For this test, a concentrated specimen might give the false impression that ovulation is about to occur. Thus, a first morning specimen is not the one to use. One way to use these kits (and there are many suggestions) is to urinate at around 4 PM. Then urinate at 6 PM and perform the test on this specimen. The testing needs to start before any color change has occurred and the test is valuable when the first color change occurs. The color does not have to match the test strip, only that there is a color change which should be occurring based upon the predicted day of ovulation. The best time to have intercourse is the following two nights, but having intercourse on the night of the first color change is perfectly OK. Once there is any color change, stop performing the test because after that there is no useful information to be obtained. A very important point is that these tests are designed to detect the LH surge prior to ovulation which is the release of an egg. This obviously is crucial, but of greater importance is the quality of the egg released, which cannot be predicted by these tests. So a 44 year old woman may have perfect ovulation by these kits but have no chance of pregnancy because all her remaining eggs are structurally damaged by age.

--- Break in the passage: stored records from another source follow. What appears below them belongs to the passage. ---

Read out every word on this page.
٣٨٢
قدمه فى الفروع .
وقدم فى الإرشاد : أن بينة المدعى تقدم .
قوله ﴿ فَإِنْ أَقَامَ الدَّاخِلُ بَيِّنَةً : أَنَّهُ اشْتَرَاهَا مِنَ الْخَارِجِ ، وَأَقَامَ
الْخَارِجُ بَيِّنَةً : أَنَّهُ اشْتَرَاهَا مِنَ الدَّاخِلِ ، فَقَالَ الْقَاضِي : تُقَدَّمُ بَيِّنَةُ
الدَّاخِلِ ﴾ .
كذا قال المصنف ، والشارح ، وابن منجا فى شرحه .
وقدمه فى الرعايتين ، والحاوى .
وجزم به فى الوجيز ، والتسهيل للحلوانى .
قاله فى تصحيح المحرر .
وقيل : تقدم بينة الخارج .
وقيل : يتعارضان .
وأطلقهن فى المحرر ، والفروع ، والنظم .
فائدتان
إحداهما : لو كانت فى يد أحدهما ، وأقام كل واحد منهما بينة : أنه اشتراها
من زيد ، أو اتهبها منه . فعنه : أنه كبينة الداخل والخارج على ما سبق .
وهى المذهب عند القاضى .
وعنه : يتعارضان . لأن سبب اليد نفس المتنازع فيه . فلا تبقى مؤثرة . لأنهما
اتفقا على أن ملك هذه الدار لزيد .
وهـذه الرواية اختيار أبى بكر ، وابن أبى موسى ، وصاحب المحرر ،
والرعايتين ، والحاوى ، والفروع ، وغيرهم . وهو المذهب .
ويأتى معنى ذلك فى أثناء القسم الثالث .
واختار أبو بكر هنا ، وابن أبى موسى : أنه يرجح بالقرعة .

What about sexual positions or lying supine or with hips elevated after intercourse? The best answer is that it’s not that complicated. Any sexual position whereby vaginal intercourse occurs is OK. Semen always leaks out of the vagina and lying around after intercourse will not increase the chance for conception.
Other myths relate to boxers vs. briefs for men’s underwear, dietary supplements, saunas, and hot baths. None of these will significantly influence a fertile woman’s chance to achieve a pregnancy. Alcohol and caffeine consumption may have an influence on pregnancy and they certainly have an influence on an established pregnancy. Limiting each of these is probably a wise decision, but there is no need to absolutely stop all caffeine. Once pregnant, alcohol is a fetal toxin so even a small amount is not helping the child. Smoking does have a negative effect on achieving a pregnancy. This becomes an issue for women who smoke and are of advanced maternal age.
Simply put, fertile women should achieve a successful pregnancy within the first six months of pregnancy exposure. For women where this has not happened an inquiry to a physician might help detect a problem which could lead to successful treatment. And remember, even the birds and the bees don’t get it right every time.